This recipe appears in Un-Wine’d, which airs Saturdays at 1:00 p.m. on VPM PBS. Watch past seasons and current episodes on the PBS app or PBS website. Check the broadcast schedule for local listings. Discover more recipes here.
What You’ll Need:
- 12 ounces butter, softened to room temperature
- 1 3/4 to 2 cups white sugar (I prefer 1 ¾ c)
- 6 eggs at room temperature
- 1 teaspoon anise extract
- 2 teaspoons vanilla extract
- 6 cups all-purpose flour
- 1/2 teaspoon iodized salt
- 2 teaspoons baking powder
8 ounces chopped hazelnuts
Directions:
Step 1: Preheat oven to 350 degrees for convection ovens and 375 degrees for convection.
Step 2: In a large bowl, cream the butter and sugar together. Add eggs one at a time beating after each addition. Stir in the anise and vanilla extracts.

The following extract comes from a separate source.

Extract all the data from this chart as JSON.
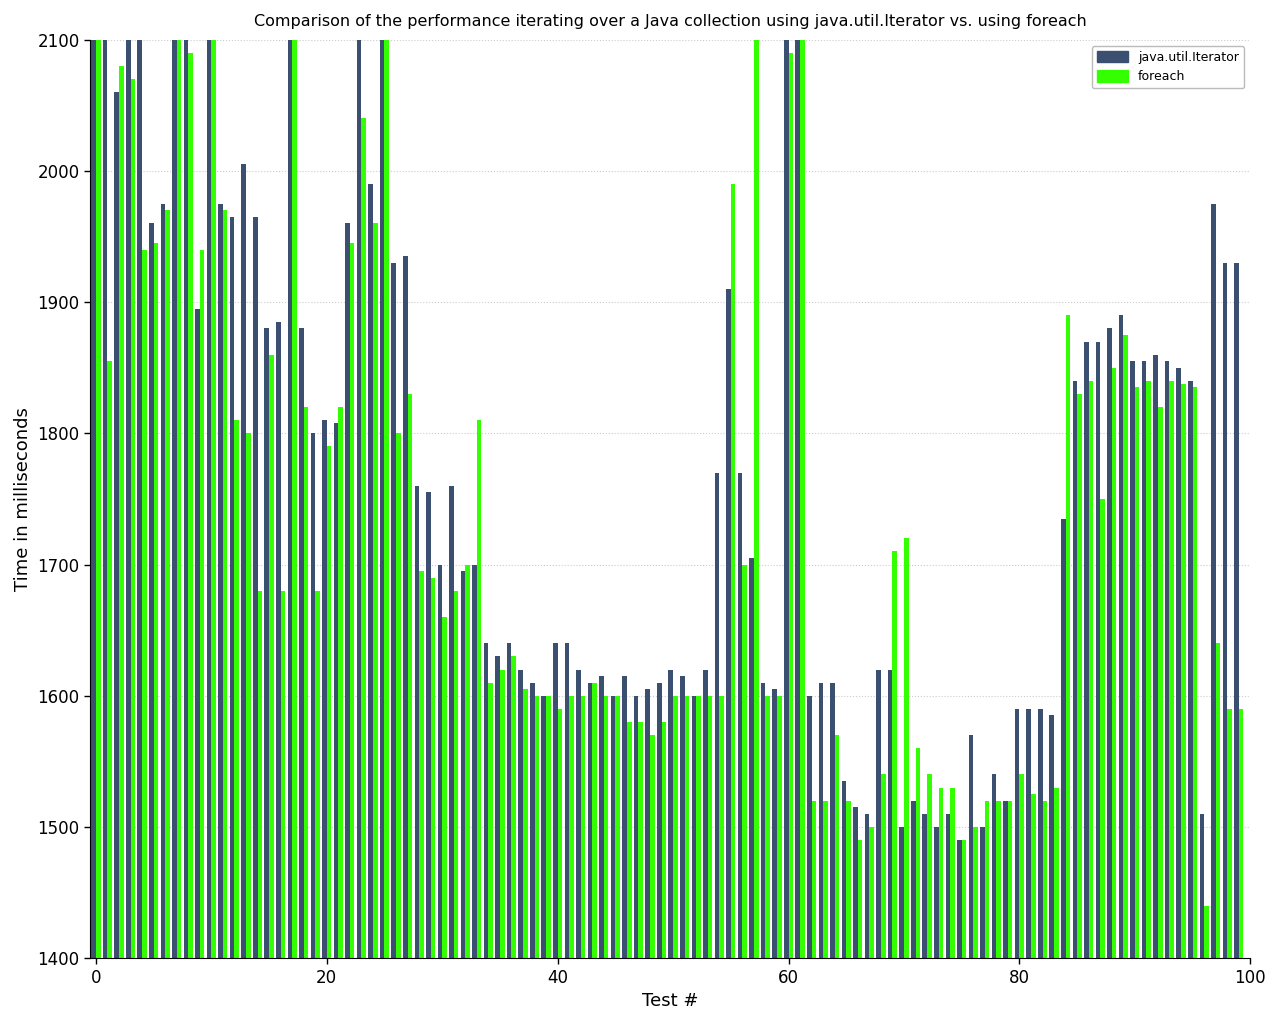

Step 3: Mix together the flour, baking powder, and salt. Pour the flour mixture into the mixing bowl with the butter mixture and, if using an electric mixer, cover with a towel to prevent the flour from flying all over the room. Stir in the hazelnuts and move the dough to a lightly floured board.
Step 4: Gently knead the dough then divide the dough into 2 parts. Roll each piece into a log about 15 to 18 inches long. Place the dough logs onto a large, parchment-lined cookie sheet about 5 inches apart. If your cookie sheets are smaller, place one log on each sheet diagonally to give space. Gently pat the logs flat so they are about 1 inch thick.
Step 5: Bake for 35 minutes then remove from the oven to cool.
Step 6: When cool, cut the loaves into ¾ inch thick slices and place slices on a parchment-lined cookie sheet. Bake at 250 (or 375 for conventional oven) for 8 minutes then turn and bake for an additional 8 minutes. Turn the oven off and set the door ajar. Allow the biscotti to continue to crisp in the oven.
Step 7: Great plain or dipped in chocolate.